Luscious colours, hypnotic dance, the exotic (to westerners) Chinese/Tibetan interpretation of Stravinsky’s Rite of Spring should make Yang Liping’s Peacock Contemporary Dance Company an extraordinary show. Devised in three parts, Stravinsky’s music book-ended with Tibetan music composed by He Xuntian, there is much to admire; gasp at and ponder but sadly the piece is too beautiful, almost saccharine and instead of the visceral dance experience Stravinsky’s music demands, it is anodyne.
Much to admire, gasp at and ponder but... too beautiful, almost saccharine.
As the audience enter, we see thirteen female performers already on stage sitting cross-legged meditating. Their heads adorned with a circle glinting with jewels and we can guess that these are deities come down to earth. They sit on a vast circular form of thousands of brick shapes joined together with others scattering the stage, and throughout the show a monk pieces them together like a jigsaw. What they signify is unclear.There are additional programme notes but so many it’s hard to know what’s relevant before the show.
There are wonderful visual effects, not least the vast golden bowl that dominates the set designed by Tim Yip (well-known in the west for his work for Akram Khan). We can guess that this is the heavenly sphere. The dancers sway and flutter their long finger nails. This arm and hand movement is a familiar trademark of Yang Liping who has been called the Peacock Princess in China since 1986 when she gained nationwide fame for her dance piece Spirit of the Peacock – a development of a folk dance from her own Bai culture in the Yunnan province of south-west China. The most stunning of these visual effects are the long green nails fluttering in ultraviolet light, symbolising the green shoots of spring. Lined up behind each other, their feet clamped in stirrups, the dancers then perform impressive back bends, swaying backwards and forwards.
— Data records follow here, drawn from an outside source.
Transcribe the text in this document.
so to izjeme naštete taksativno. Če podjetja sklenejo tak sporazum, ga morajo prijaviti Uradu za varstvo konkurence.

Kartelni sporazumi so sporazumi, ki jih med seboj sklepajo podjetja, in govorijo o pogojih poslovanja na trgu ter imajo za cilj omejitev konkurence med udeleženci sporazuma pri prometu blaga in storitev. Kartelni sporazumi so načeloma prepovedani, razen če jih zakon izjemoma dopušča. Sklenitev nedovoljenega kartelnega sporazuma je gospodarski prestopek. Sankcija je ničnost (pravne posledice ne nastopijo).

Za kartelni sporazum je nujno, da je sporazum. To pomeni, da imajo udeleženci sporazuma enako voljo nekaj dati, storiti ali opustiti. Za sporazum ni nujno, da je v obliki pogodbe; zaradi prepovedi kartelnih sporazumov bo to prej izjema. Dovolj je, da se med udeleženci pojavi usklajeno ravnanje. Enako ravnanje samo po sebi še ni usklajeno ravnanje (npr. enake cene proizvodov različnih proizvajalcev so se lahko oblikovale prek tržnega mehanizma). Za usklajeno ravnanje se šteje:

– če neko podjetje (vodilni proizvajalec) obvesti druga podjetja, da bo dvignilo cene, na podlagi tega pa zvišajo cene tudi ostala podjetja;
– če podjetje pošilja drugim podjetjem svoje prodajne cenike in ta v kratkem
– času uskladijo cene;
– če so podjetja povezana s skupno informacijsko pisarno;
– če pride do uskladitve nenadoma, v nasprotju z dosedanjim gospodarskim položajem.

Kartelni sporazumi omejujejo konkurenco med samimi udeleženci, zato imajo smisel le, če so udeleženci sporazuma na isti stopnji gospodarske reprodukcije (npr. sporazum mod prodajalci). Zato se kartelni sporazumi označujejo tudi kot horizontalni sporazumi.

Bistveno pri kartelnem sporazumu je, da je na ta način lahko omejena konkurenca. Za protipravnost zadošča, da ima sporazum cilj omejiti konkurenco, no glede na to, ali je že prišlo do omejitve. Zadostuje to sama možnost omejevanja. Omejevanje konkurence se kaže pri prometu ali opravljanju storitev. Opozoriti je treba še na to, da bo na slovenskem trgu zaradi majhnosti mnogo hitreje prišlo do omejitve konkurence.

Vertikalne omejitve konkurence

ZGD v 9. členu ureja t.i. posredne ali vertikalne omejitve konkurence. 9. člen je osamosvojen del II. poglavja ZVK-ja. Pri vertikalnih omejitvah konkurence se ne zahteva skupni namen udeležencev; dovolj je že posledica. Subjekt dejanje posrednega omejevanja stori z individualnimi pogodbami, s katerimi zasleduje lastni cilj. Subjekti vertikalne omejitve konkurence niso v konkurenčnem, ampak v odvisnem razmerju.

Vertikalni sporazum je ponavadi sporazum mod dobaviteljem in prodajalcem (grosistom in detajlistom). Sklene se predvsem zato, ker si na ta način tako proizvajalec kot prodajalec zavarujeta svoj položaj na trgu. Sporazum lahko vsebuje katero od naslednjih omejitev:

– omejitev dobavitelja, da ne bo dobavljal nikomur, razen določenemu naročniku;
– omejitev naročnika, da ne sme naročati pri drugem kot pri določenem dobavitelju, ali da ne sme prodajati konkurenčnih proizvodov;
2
The sacrificial dance of the virgins to Stravinsky attempts wild abandon but unfortunately pales in comparison with Pina Bausch’s visceral interpretation (revived in London earlier this year). In Liping’s version a shaggy-maned lion-head appears – the god which the chosen victim will be sacrificed to. A male dancer then slips out of the lion-head and simulates sex with a splay-legged dancer and they perform various acrobatic convolutions. Confusingly, there seem to be more than one girl about to be chosen and this goes on far too long. The final chosen one ends up stuck with pieces of the brick jig-saw. Baffling and clumsy, even if one did know or could guess the meaning.
The additional programme booklet explains that these bricks form thousands of six-word mantras which are incantations in Tibetan Buddhism, an obsession which must be lost to achieve enlightenment and reincarnation. This is part of the problem of this show. Too much needs explaining, instead of being imaginatively or dramatically felt by the audience. That said, the male ‘god’ who ravishes the girls is clear enough, he is ‘desire’ but when as Lion he bites off the head of the chosen victim with a great chomp the effect is bathos rather than frightening. The show ends on a brilliant image of the victim reincarnated: flying and then standing in the shining bowl as a stream of gold pieces pour down on her from above. And still plodding away, the monk trudges by with a basket loaded with brick pieces oblivious to the girl’s ecstasy, a superbly humourous touch, contrasting heaven and earth.
A mixed experience then as a dance performance. The beautifully illustrated booklet is something to treasure though, as an introduction to Tibetan Buddhist philosophy.